Improving MODIS land cover classification by combining MODIS spectral and angular signatures in a Canadian boreal forest

This study explores the use of reflectance anisotropy as described by the Bidirectional Reflectance Distribution Function (BRDF) as an additional source of information to improve land surface classification accuracies in a Canadian boreal forest region through the use of a decision tree classifier (C4.5). This effort primarily uses a daily rolling version of the operational algorithm developed for Direct Broadcast to generate 500 m 16-day daily rolling data sets in the study region. Descriptive statistic and statistically rigorous techniques are used to assess classification accuracies based on confusion matrices and a 10-fold cross-validation method. The results show that the inclusion of additional 7-band model anisotropic parameter group (volumetric (VOL) plus geometric (GEO)) with spectral feature group (nadir BRDF-adjusted reflectance (NABR) plus Enhanced Vegetation Index (EVI)) is most useful in classification, increasing overall accuracies by 5.68%. The most improvements of per-class accuracies are seen for Wetland shrub class with users and producers accuracies increasing by up to 17.7% and 11.3%, respectively. Increases on the order of 5% to 15% are encountered for the classes of Wetland herb, Wetland tree, Coniferous dense, and Coniferous open with no detriments to other candidate classes. The inclusion of the 2-band BRDF shape indicator group in the classification is, however, not as useful as inclusion of the 7-band model anisotropic parameter group in improving the classification accuracies. A further investigation of the classification accuracies regarding reflectance anisotropy for the sampling pixels within each class shows that land cover types that are dominated by geometric-optical scattering type or a mixture of scattering types are relatively difficult to be classified with spectral feature group alone, and the inclusion of additional BRDF features can significantly improve classification accuracies for these land cover types. However, despite their use as ancillary data, this study also confirms that the spectral feature group provided with NBAR and EVI captures the major information content regarding land cover types, exceeding the information content contained in the model anisotropic parameter group provided with the 7-band VOL and GEO parameters of RossThick-LiSparse-Reciprocal (RTLSR) models.

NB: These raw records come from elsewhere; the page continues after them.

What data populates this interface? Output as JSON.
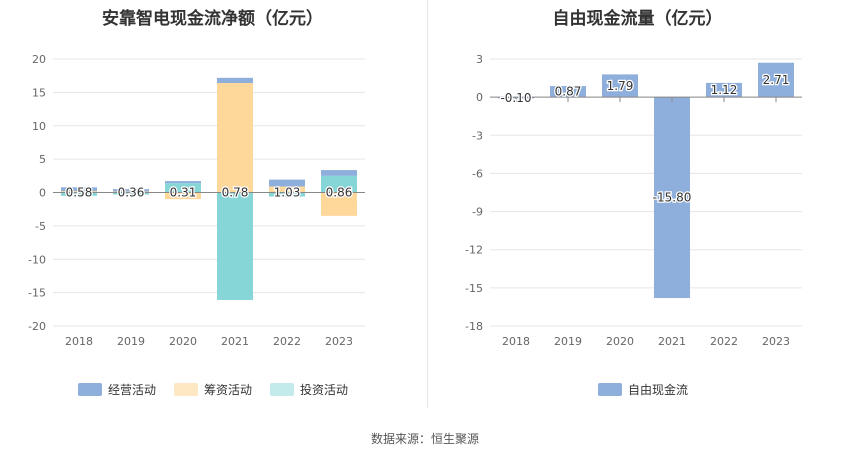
{
  "chart_data": [
    {
      "type": "bar",
      "stacked": true,
      "title": "安靠智电现金流净额（亿元）",
      "categories": [
        "2018",
        "2019",
        "2020",
        "2021",
        "2022",
        "2023"
      ],
      "ylim": [
        -20,
        20
      ],
      "yticks": [
        20,
        15,
        10,
        5,
        0,
        -5,
        -10,
        -15,
        -20
      ],
      "grid": true,
      "legend_position": "bottom",
      "series": [
        {
          "name": "经营活动",
          "color": "#8eaedb",
          "values": [
            0.58,
            0.36,
            0.31,
            0.78,
            1.03,
            0.86
          ],
          "labels": [
            "0.58",
            "0.36",
            "0.31",
            "0.78",
            "1.03",
            "0.86"
          ]
        },
        {
          "name": "筹资活动",
          "color": "#fed89b",
          "values": [
            0.2,
            0.15,
            -1.0,
            16.4,
            0.9,
            -3.5
          ]
        },
        {
          "name": "投资活动",
          "color": "#86d6d8",
          "values": [
            -0.5,
            -0.3,
            1.4,
            -16.1,
            -0.6,
            2.5
          ]
        }
      ]
    },
    {
      "type": "bar",
      "title": "自由现金流量（亿元）",
      "categories": [
        "2018",
        "2019",
        "2020",
        "2021",
        "2022",
        "2023"
      ],
      "ylim": [
        -18,
        3
      ],
      "yticks": [
        3,
        0,
        -3,
        -6,
        -9,
        -12,
        -15,
        -18
      ],
      "grid": true,
      "legend_position": "bottom",
      "series": [
        {
          "name": "自由现金流",
          "color": "#8eaedb",
          "values": [
            -0.1,
            0.87,
            1.79,
            -15.8,
            1.12,
            2.71
          ],
          "labels": [
            "-0.10",
            "0.87",
            "1.79",
            "-15.80",
            "1.12",
            "2.71"
          ]
        }
      ]
    }
  ],
  "source": "数据来源：恒生聚源"
}
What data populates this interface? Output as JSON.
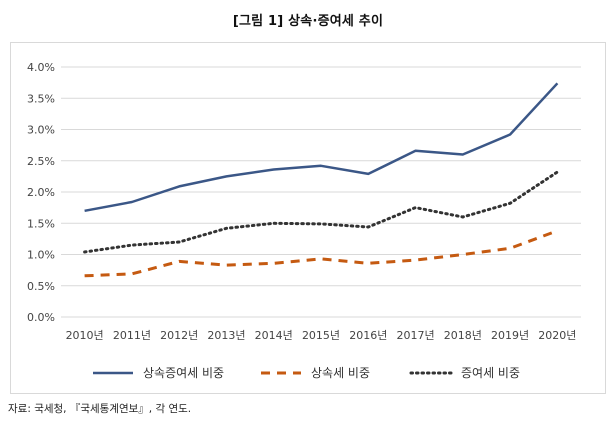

Monitoring vegetation phenology using improved MODIS products

Land surface vegetation phenology is an important process for the real-time monitoring and detecting inter-annual variability in terrestrial ecosystem carbon exchange and climate-biosphere interactions. Crop phenology is an important factor that influences crop growth and yield estimation models. Since the mid-1980s, coarse-resolution, temporally-composited satellite data have been used to study vegetation phenology. View-angle corrected nadir reflectances from the 16-day, 1km operational MODIS BRDF/Albedo product are currently used to monitor global land cover dynamics. In this paper, we developed an improved methodology for using the new 500-m MODIS BRDF/Albedo Version 005 product to monitor global vegetation phenology by utilizing time series of the Normalized Difference Vegetation Index (NDVI). The method adopts a rolling strategy for the continuous updating of the underlying anisotropy (or BRDF shape), so that the latest land surface BRDF information can be used as prior-knowledge for next retrieval. Using this approach, transition dates for vegetation phenology in time series of NDVI can be determined from MODIS data at finer temporal and spatial resolution. Preliminary results based on monitoring crops in northern China demonstrate the effectiveness of our rolling retrievals coupled with the improved spatial resolution of the new MODIS product.